Dowling tried to remember. Wasn’t it during Blaine’s term that Lincoln had pulled out of the Republican Party and gone over to the Socialists? He thought so. The Republicans had never been the same since. Now Dowling, a thoroughgoing Democrat, had to hope the Socialists hadn’t started a war they were going to lose. He had to do whatever he could to help make sure they didn’t lose it, too.
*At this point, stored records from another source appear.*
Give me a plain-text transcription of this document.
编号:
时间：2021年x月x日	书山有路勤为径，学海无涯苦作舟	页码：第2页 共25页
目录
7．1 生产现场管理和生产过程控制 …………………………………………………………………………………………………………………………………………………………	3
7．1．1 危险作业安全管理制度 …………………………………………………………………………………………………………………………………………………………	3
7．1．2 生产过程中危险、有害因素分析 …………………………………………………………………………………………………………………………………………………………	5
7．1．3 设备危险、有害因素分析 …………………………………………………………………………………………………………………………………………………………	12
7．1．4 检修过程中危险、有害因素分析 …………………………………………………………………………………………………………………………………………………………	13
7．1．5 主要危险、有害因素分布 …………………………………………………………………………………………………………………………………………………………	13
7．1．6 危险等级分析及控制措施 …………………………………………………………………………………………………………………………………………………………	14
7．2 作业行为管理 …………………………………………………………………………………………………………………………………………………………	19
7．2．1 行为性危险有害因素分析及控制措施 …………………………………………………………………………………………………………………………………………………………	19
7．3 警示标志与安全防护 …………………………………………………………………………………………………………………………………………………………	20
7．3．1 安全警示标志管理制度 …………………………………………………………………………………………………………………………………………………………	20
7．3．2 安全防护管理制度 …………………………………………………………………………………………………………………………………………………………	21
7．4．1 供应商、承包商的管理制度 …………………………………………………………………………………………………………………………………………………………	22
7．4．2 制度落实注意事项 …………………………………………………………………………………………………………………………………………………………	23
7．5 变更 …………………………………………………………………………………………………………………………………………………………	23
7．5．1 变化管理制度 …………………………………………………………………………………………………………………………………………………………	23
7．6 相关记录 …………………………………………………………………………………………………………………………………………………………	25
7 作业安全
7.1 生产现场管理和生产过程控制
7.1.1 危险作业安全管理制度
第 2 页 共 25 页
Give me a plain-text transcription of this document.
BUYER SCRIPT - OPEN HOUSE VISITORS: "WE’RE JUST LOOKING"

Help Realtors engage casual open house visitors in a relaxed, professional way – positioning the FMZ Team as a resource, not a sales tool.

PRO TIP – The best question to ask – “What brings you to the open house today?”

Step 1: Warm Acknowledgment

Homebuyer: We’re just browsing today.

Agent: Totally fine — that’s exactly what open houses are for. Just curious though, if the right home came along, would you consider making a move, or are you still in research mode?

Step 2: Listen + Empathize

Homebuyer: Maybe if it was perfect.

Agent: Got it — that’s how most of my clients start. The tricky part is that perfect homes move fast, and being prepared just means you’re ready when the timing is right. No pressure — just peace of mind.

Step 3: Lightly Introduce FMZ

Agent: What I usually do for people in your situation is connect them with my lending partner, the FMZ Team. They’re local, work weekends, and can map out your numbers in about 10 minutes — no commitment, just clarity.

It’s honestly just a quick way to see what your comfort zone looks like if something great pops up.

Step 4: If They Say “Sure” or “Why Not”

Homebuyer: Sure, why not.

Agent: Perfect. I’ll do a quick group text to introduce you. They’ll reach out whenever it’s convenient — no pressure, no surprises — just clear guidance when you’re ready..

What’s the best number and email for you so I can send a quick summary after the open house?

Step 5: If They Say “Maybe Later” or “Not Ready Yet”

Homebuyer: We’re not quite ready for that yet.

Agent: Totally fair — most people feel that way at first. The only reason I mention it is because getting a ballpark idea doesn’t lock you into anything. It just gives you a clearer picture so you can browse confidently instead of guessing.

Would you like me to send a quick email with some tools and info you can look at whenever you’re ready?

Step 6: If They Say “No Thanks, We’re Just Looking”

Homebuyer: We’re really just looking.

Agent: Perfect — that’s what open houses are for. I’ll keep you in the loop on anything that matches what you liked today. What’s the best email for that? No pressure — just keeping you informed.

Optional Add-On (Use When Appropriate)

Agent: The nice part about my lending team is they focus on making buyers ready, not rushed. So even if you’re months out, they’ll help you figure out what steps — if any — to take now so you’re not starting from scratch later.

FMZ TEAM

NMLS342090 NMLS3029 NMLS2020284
More shells crashed down southeast of Sudan. These were closer. Dowling and Major Toricelli both raised eyebrows. Toricelli said, “Sir, I move we adjourn to the storm cellar. You may not think you’re important, but it looks like they do.”

“Damn nuisance,” Dowling grumbled, but he didn’t say no. An unlit kerosene lantern hung on the wall by the trap door to the cellar. Tornadoes tore across the West Texas prairie every now and again. Most houses in these parts-and on the U.S. side of the line in New Mexico, too-had shelters that could save lives… if you were lucky enough or quick enough to get into them fast enough.

Toricelli ceremoniously lifted the trap door. “After you, sir.” A couple of the wooden stairs creaked under Dowling’s weight, but they held. Toricelli followed him down and closed the door behind them. “I’ve got a match, sir,” he said, and lit one.

Dowling hadn’t checked to see if the lamp held fuel. “Just my luck if it’s dry,” he said. But it wasn’t. Buttery light pushed back shadows. It wasn’t very bright, but it would do. Four milking stools comprised the cellar’s furniture. He set the lamp on one and perched himself on another. It also creaked.

“We’ve done what we can do, sir,” Major Toricelli said. One more set of booms came in, some of them very loud and close. “I’m glad we did, too,” he added.

“Well, now that you mention it, so am I,” Dowling allowed. His adjutant smiled. Dowling didn’t think of himself as particularly brave. General Custer, now, had been as brave a man as any ever born, even up into his seventies and eighties. Dowling admired that without being convinced it made Custer a better commander. It might have made him a worse one: since he didn’t worry about his own safety, he also didn’t worry much about his men’s. Daniel MacArthur also had as much courage as any four ordinary people needed, which didn’t make him any less a vain blowhard or any more a commanding general in command of himself. If you weren’t a hopeless coward-more to the point, if the soldiers you led didn’t know you were a hopeless coward-you could function as a commanding officer.